Os bancários capixabas estão sendo representados no Comando Nacional por Jessé Alvarenga, coordenador geral do Sindibancários/ES. Ele reforça que é preciso manter a mobilização para pressionar os banqueiros a atender a pauta da categoria.

“Não temos ainda nenhuma proposta e essa é apenas a retomada das negociações. Foi o forte movimento grevista e a crescente mobilização dos bancários que forçou os banqueiros a sentarem na mesa e reabrirem as negociações com a categoria. Temos que continuar mobilizados para arrancar nossas reivindicações de melhores condições de trabalho, reposição da inflação e ganho real”, destaca.

Confira as principais reivindicações dos bancários:

– Reajuste salarial de 16%. (incluindo reposição da inflação mais 5,7% de aumento real)

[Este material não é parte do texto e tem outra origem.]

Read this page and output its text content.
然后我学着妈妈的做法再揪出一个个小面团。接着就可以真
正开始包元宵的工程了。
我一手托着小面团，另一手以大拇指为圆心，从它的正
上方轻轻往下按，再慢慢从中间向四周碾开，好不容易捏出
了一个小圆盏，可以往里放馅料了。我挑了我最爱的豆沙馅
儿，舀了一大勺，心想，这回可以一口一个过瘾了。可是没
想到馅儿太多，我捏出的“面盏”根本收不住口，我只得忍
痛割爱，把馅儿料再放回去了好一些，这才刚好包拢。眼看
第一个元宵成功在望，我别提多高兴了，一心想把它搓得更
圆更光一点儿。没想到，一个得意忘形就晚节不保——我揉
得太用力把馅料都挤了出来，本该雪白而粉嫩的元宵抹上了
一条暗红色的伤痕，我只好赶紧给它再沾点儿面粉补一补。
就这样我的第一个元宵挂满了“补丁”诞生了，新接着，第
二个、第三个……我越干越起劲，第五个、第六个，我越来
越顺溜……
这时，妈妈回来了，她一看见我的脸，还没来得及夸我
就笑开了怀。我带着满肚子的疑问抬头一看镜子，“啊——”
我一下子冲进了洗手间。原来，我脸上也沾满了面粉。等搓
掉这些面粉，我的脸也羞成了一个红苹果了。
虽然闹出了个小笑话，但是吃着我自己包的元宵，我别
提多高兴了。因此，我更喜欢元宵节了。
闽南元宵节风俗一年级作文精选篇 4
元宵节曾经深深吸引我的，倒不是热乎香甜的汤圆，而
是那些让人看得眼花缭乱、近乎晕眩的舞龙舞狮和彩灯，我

– PLR: 3 salários mais R$7.246,82

– Piso: R$3.299,66 (equivalente ao salário mínimo do Dieese em valores de junho último).

– Vales alimentação, refeição, 13ª cesta e auxílio-creche/babá: R$788,00 ao mês para cada (salário mínimo nacional).

– Melhores condições de trabalho.

– Emprego: fim das demissões, mais contratações, fim da rotatividade e combate às terceirizações diante dos riscos de aprovação do PLC 30/15 no Senado Federal, além da ratificação da Convenção 158 da OIT, que coíbe dispensas imotivadas.

– Plano de Cargos, Carreiras e Salários (PCCS) para todos os bancários.

– Auxílio-educação: pagamento para graduação e pós graduação.

– Prevenção contra assaltos e sequestros: permanência de dois vigilantes por andar nas agências e pontos de serviços bancários, conforme legislação. Instalação de portas giratórias com detector de metais na entrada das áreas de autoatendimento e biombos nos caixas. Abertura e fechamento remoto das agências, fim da guarda das chaves por funcionários.

– Igualdade de oportunidades: fim às discriminações nos salários e na ascensão profissional de mulheres, negros, gays, lésbicas, transexuais e pessoas com deficiência (PCDs).